As R. Rocker explained later, for anarcho-syndicalists the Bolsheviks were the heirs of “the absolutist trend of thought in socialism,” a special kind of “socialist Jacobins,” i.e. essentially they were revolutionaries who were political rather than social, and bourgeois rather than proletarian.

In spite of this harsh critique of Bolshevism, some syndicalists still believed in the possibility of coming to an arrangement with the Profitern about a “united front” of the revolutionary proletariat. A corresponding draft resolution was introduced at the Berlin congress by the French delegation.

A majority of the other participants did not exhibit any great enthusiasm for this project, but went along with this idea so as not to complicate the situation of the French comrades. The FORA emphatically objected to such a compromise and abstained from voting on the resolution.

The creation of the IWA was officially confirmed at congresses or referenda of its sections. In Europe affiliation to the IWA was speedily approved by the FAUD, USI, SAC, and CNT. At a referendum in Norway the creation of the International was approved unanimously, and in Portugal (October 1924) 104 syndicates declared for the IWA, six for the Profintern. In the Netherlands, the communists and other supporters of the Profintern were able to gain a slight majority in a referendum of syndicates, and IWA members organized a new trade union central – the Netherlands Syndicalist Trade Union Federation (NSV). Also declaring its affiliation to the IWA was the Revolutionary-Syndicalist CGT (CGT-SR), finally splitting from the French CGTU.

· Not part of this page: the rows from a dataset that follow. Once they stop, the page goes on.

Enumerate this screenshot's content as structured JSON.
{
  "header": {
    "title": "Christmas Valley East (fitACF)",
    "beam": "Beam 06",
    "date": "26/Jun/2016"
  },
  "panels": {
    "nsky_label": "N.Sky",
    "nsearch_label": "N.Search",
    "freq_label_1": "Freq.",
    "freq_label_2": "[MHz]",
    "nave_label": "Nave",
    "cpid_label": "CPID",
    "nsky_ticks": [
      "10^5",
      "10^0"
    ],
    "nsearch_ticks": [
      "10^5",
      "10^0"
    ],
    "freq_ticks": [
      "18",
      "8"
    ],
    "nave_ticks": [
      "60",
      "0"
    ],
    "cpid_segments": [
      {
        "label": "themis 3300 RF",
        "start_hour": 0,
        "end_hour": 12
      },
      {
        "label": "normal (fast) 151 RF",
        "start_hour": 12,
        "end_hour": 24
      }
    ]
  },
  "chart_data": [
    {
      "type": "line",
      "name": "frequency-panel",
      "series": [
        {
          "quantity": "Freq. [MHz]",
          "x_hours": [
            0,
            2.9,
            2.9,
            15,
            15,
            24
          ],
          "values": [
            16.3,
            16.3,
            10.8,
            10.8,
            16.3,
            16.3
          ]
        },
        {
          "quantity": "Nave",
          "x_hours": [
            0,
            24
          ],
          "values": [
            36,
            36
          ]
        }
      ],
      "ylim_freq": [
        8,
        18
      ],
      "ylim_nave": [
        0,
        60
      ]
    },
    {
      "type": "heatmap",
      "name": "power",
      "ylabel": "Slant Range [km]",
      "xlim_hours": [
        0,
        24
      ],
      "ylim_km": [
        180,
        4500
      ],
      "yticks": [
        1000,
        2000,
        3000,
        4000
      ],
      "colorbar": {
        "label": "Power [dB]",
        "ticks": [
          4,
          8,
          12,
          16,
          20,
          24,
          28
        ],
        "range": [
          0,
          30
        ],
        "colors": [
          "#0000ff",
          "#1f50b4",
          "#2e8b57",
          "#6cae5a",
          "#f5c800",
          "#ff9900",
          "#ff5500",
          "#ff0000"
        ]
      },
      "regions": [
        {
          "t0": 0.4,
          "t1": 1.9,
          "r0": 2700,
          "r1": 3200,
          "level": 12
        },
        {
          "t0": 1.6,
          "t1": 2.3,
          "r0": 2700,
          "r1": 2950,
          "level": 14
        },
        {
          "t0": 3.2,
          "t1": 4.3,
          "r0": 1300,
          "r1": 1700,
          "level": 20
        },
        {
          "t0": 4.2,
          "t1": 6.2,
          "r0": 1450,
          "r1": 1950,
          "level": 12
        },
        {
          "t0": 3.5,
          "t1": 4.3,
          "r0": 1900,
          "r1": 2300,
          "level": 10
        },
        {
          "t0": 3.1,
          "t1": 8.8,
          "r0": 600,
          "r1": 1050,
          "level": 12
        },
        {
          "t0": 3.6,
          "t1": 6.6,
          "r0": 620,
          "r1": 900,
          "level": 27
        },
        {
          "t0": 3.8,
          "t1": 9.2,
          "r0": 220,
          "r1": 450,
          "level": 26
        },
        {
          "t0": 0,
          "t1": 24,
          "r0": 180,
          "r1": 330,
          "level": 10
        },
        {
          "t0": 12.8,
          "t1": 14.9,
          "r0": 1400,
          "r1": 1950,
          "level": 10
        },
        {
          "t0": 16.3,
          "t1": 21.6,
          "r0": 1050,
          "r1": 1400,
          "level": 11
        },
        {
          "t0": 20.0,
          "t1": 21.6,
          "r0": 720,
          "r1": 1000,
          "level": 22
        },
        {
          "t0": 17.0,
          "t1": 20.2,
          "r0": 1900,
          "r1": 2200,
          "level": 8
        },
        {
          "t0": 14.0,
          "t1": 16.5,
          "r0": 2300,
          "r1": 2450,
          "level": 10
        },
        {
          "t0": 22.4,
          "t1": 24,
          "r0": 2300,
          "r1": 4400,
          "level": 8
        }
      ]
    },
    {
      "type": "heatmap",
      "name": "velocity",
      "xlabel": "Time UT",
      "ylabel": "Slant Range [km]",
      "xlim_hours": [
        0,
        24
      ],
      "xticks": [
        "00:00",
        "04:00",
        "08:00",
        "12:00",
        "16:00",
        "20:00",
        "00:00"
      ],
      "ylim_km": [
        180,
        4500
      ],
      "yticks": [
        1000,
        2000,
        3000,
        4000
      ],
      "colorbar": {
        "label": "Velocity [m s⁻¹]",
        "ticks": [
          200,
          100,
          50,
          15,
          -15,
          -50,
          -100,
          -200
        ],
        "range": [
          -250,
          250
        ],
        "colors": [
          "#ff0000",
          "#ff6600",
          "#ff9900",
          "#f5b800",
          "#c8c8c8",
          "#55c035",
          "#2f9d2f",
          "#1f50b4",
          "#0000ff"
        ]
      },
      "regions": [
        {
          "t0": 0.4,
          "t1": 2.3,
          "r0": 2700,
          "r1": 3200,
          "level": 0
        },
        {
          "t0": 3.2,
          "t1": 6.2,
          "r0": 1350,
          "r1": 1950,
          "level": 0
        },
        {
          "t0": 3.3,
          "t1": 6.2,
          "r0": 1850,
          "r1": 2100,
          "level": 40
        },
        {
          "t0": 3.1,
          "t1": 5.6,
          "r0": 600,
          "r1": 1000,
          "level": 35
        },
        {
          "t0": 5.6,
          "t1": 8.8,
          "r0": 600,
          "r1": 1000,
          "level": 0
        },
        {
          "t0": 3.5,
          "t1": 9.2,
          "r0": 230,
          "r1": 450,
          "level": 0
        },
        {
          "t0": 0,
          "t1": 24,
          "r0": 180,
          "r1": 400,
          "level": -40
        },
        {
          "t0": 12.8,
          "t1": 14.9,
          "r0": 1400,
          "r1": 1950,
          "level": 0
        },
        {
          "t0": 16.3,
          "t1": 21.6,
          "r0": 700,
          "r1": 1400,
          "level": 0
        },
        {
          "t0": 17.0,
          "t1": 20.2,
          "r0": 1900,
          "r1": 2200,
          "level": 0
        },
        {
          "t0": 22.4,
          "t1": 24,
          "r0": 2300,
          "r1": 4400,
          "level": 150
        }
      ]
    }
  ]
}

During the 1920’s and 1930’s sections and groups of adherents of the IWA also appeared in Austria, Denmark, Belgium, Switzerland, Bulgaria, Poland, and Rumania.

In America, affiliation with the IWA was also confirmed by a congress of the Mexican General Confederation of Labour (CGT) in December 1923. A congress of the FORA, extremely unhappy with the resolution adopted in Berlin about “revolutionary unity,” decided in March 1923 to join the anarcho-syndicalist International conditionally and to hold a referendum on this matter. But then, after the contentious resolution was repealed, the objection against participation in the IWA was removed. Also joining the IWA were anarcho-syndicalists from Uruguay, Brazil, Paraguay, Bolivia, Columbia, Peru, Guatemala, Ecuador, Cuba, Costa Rica, and El Salvador (in May 1929 an American continental association of workers was created as a section of the IWA). Sections also sprang up in Japan and China. In the U.S.A. the Marine Transport Workers Industrial Union of the IWW affiliated with the IWA.

  • 1 In 1922 SAC declared that affiliating to the International being created in Moscow was incompatible with the syndicalist principle of independence from political parties (RGASPI: F.532, Op. 7, D. 624, L. 23, 36, 65-66).
  • 2 SAPMO: Bestand RY1/I2/708, Aktenband No. 53, Bl. 75-78.